自分でもわからない、見えない何かに駆り立てられるように、俺の脚は確実に体育館へと向かっていた。
幸い、まだオリエンテーションは終わっておらず、体育館は人であふれかえっていた。
しかし、ゲーム部がいたはずのところにはすでになにもなく、
『用がおありの方は部室までお越しください。』
という、張り紙だけが残されていた。
「…会長、遊戯部はどうしますか。」
そう、小さく囁く声が俺にははっきりと聞こえた。
「あれ、入部希望いなかったんだっけ?」
「はい。しかし、あの部はのんきですねー。飽きたから部室で活動してる、なんて。」
「まあ、あそこは、そういう部だから…。とりあえず、保留にしていてくれ。」
「…会長、生徒会の仕事に私情を持ち込まないでくださいね。」
生徒会長と誰かが話しているようだったが、途中から俺の耳には入ってこなかった。
気が付いたら俺は、部室棟に向かって歩いていた。(さっき走ったら、怒られてしまった。)

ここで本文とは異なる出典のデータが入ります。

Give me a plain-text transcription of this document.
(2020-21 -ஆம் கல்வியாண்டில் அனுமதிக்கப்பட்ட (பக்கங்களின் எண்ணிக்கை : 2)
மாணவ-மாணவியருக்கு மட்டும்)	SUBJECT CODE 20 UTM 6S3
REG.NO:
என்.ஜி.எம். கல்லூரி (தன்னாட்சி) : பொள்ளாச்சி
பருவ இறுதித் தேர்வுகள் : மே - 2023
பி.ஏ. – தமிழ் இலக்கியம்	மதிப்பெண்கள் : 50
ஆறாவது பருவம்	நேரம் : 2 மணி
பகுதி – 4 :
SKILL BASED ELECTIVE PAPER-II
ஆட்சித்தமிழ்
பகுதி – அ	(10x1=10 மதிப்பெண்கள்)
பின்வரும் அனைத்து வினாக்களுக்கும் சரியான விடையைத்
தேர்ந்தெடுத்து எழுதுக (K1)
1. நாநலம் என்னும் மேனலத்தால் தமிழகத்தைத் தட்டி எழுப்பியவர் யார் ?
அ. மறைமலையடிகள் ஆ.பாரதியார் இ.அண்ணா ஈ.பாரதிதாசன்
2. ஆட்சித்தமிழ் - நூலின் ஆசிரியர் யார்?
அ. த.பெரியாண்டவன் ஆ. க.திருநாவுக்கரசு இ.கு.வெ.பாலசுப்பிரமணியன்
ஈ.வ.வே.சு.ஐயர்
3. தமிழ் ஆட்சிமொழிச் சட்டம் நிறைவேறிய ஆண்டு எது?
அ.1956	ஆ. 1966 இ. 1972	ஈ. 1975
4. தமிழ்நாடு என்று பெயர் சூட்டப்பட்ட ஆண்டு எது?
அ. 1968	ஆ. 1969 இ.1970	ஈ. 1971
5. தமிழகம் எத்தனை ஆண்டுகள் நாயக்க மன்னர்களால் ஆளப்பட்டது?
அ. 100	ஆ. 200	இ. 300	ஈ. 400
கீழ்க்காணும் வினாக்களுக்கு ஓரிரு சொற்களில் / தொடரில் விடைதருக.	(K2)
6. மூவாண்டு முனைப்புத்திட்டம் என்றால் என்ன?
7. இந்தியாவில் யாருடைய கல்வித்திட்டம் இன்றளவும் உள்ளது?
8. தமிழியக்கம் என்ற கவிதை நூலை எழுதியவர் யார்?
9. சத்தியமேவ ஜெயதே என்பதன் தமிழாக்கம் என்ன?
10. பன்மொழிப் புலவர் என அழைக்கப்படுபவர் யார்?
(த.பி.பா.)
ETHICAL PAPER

ここも、あの日以来来ていない。入った途端、俺の思いは強くなった。
〈コンコン〉
慎重に、そして若干の緊張感を持ってドアをたたく。
「はーい。」
春「あ、竹中君。…どうしたの?」
「…誘われてたのにずっと行けなくてごめん。わがままなのはわかってる。
だけど、入部させてもらえませんか。」
春「…!いいの?本当に?」
「うん。」
星「瀬戸?どうしt…竹中。」
春「あ、代表、違うの。竹中君、入部してくれるって…!」
睦「それほんと?」
「うん。」
一「やったな!これからよろしくな!」
みんな俺の突然の訪問に驚いていたが、それを聞くと、とても喜んでくれた。
将「…でも、なんで今?」
「…この部にはなくなってほしくなかったから。」
「「「…?」」」
それから、俺は後輩から聞いた話や、生徒会長たちの話していたことを伝えた。
自分の思いを他人にいうのが久しぶりだったので、少し恥ずかしかった。
でも、俺の話を聞いた後、みんなで顔を見合わせて笑っていた。
春「…笑笑。ごめんね。それ、この部には関係ない話なの。」
「…え?」
雪「竹中君が聞いてきた話はあくまで、活躍が見られない部活の話。一応、この部は最低でも、県トップの成績はもっているから…」
「じ、じゃあ、無駄な心配だったってこと…?」
星「いや、今回は免れても生徒会に目をつけられるのは同じだから。だって、そう話してたんだろ?」
それを、聞いた瞬間俺の中の何かが切れて、その場に座り込んでしまった。
一「わ、大丈夫?」
一が手を貸してくれて何とか立ち上がる。